Bonaventure Mvé Ondo est un éminent philosophe et politologue gabonais spécialisé dans l’éducation et la gouvernance universitaire en Afrique. Ancien recteur de l’Université Omar Bongo et cadre dirigeant à l’Agence universitaire de la Francophonie, il a occupé des postes stratégiques dans le développement de l’enseignement supérieur francophone. © lepoint.fr
Objet : Mourir d’être femme au Gabon – plaidoyer pour la vie de nos filles, nièces et sœurs
Madame la Première Dame,
Il y a quelques jours, notre pays célébrait les mères. Mais en ce lendemain de fête, je m’adresse à vous non pour partager la joie, mais pour faire entendre une douleur sourde, celle des femmes qui ne seront jamais mères, ou qui sont mortes de l’avoir été.
En 2019, j’ai perdu une nièce, une jeune mère de deux enfants, emportée probablement des suites d’un avortement clandestin. En 2025, deux autres jeunes femmes de ma famille ont connu un sort aussi tragique, laissant derrière elles d’autres orphelins. Trois vies, trois visages, trois deuils qu’on aurait pu véritablement éviter.
Mais ces trois femmes ne sont pas seules. Chaque semaine, dans l’ombre des quartiers, dans le silence des villages, nos filles, nos sœurs, nos nièces meurent d’un mal que personne ne veut vraiment nommer : mourir d’être femme. Mourir faute d’information, de soutien, de contraception accessible, de soins appropriés, de reconnaissance de paternité, ou simplement d’humanité.
Ce drame ne relève ni du destin, ni d’une malédiction culturelle. Il est le symptôme d’une négligence collective. Et si je vous écris aujourd’hui, Madame, c’est parce que vous êtes mère, femme, gabonaise, et placée à une position unique pour agir.
Vous incarnez l’espoir d’un renouveau. Un renouveau pour nos familles, pour nos enfants, mais surtout pour celles qui n’ont pas de voix, qui n’ont pas été écoutées, et qui souvent meurent dans le silence.
Madame la Première Dame,
Célébrer les mères ne suffit plus. Il faut aujourd’hui et plus que jamais sauver les femmes.

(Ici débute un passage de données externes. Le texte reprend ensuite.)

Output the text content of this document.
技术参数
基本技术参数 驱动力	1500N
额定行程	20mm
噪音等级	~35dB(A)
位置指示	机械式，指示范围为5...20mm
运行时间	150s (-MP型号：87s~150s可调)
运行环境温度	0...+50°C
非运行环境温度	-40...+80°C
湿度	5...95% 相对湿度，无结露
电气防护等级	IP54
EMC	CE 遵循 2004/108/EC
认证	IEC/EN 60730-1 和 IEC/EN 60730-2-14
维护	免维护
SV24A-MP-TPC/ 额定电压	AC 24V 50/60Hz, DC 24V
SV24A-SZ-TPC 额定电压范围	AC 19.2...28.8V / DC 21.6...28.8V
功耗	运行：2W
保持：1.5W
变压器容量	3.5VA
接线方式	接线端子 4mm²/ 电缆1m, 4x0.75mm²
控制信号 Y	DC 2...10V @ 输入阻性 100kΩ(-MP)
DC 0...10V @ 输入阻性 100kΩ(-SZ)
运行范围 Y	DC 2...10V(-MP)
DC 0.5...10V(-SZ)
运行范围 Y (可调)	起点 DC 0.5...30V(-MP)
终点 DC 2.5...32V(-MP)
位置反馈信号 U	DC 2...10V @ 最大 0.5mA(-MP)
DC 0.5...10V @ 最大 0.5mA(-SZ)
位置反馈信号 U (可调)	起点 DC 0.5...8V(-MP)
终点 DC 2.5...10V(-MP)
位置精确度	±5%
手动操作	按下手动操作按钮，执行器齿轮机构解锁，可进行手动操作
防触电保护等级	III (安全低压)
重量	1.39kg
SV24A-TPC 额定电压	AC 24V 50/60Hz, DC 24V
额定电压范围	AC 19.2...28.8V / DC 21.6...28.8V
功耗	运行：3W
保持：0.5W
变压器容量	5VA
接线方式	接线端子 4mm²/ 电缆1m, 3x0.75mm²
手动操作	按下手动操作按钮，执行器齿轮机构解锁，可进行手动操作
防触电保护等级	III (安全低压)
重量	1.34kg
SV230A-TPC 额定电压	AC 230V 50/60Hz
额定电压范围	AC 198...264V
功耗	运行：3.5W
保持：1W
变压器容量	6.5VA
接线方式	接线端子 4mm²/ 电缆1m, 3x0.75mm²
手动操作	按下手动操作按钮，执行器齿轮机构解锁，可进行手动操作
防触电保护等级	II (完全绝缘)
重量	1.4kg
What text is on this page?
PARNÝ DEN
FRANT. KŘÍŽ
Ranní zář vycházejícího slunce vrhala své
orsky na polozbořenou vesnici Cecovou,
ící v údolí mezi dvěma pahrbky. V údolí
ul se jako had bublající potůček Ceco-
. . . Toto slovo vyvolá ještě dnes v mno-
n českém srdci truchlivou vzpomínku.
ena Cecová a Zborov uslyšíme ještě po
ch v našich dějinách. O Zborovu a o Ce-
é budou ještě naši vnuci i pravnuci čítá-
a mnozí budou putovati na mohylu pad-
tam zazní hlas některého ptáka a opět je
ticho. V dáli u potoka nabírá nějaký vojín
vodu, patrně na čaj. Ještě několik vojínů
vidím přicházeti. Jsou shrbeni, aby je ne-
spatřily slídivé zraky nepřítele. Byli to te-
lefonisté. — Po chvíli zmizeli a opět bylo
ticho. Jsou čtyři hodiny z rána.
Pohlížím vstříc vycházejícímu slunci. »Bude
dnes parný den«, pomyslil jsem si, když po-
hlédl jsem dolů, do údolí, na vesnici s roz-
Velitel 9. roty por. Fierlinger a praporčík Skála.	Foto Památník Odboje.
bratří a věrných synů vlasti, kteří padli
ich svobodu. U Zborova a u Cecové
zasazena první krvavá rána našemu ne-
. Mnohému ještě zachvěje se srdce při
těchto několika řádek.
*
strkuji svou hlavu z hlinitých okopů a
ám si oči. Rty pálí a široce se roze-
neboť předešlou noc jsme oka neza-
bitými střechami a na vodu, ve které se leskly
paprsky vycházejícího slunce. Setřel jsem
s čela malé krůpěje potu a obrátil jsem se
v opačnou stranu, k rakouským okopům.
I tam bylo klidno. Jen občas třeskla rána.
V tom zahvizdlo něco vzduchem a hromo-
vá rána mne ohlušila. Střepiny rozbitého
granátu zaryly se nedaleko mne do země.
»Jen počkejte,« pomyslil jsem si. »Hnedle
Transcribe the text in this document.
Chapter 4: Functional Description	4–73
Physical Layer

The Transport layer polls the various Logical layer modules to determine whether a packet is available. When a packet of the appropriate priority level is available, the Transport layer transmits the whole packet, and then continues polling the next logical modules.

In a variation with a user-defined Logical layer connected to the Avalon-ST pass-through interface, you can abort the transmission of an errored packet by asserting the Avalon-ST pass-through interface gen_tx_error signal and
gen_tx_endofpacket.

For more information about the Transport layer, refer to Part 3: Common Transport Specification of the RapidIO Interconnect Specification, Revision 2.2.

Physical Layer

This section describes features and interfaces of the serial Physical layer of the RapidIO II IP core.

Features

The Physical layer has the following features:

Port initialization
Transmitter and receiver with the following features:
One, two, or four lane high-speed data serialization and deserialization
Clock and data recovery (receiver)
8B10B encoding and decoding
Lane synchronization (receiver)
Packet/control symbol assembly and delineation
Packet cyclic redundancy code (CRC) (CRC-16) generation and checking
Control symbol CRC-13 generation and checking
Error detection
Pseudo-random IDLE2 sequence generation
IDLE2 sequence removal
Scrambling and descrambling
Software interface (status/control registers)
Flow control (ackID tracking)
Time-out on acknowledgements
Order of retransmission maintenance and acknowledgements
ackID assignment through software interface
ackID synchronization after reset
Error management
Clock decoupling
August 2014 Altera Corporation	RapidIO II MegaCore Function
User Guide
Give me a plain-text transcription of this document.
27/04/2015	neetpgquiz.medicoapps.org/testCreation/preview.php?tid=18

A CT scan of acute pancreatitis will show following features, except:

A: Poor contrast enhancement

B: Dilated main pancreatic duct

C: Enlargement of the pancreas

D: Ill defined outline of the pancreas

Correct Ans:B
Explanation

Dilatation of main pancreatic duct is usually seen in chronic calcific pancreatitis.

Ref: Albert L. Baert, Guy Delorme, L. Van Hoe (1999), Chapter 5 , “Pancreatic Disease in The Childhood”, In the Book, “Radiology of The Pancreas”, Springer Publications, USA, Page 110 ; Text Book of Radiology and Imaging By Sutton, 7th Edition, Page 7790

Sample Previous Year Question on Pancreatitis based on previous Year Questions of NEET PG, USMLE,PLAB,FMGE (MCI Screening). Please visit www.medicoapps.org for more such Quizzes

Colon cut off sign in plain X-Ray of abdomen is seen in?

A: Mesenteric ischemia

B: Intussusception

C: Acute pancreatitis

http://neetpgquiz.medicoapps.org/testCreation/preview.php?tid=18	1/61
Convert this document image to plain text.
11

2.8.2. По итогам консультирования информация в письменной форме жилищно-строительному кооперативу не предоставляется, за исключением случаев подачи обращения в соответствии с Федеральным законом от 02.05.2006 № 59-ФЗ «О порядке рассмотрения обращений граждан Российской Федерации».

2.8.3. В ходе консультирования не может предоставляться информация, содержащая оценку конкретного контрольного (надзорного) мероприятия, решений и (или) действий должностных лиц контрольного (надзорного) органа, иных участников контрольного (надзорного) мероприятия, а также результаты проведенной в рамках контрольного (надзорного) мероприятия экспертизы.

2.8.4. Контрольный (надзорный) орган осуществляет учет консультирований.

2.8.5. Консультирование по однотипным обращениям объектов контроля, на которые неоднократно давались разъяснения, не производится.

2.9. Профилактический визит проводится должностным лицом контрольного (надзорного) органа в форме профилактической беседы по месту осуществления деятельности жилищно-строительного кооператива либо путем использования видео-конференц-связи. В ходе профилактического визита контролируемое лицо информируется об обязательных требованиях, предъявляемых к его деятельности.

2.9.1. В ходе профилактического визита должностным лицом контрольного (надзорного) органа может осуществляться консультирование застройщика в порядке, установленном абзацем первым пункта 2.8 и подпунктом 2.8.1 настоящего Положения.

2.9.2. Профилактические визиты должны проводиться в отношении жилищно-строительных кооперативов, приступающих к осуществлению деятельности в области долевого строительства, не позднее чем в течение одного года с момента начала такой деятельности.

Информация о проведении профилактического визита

C’est pourquoi je vous adresse ce plaidoyer. Non comme expert, mais comme un père endeuillé, un oncle révolté, un citoyen concerné. Je vous invite à faire de la protection de la vie féminine une priorité nationale, une cause qui transcende les appartenances politiques et religieuses, et qui nous engage tous.
Pour cela, voici, humblement, quelques pistes d’action concrètes, urgentes, vitales :
- Instaurer une éducation sexuelle adaptée et responsable, dans les écoles, dès le primaire jusqu’à l’université. Une éducation scientifique, respectueuse des valeurs, mais claire. Parce qu’on ne protège pas ce qu’on ignore. Apprendre le corps, c’est apprendre le respect de soi et de l’autre.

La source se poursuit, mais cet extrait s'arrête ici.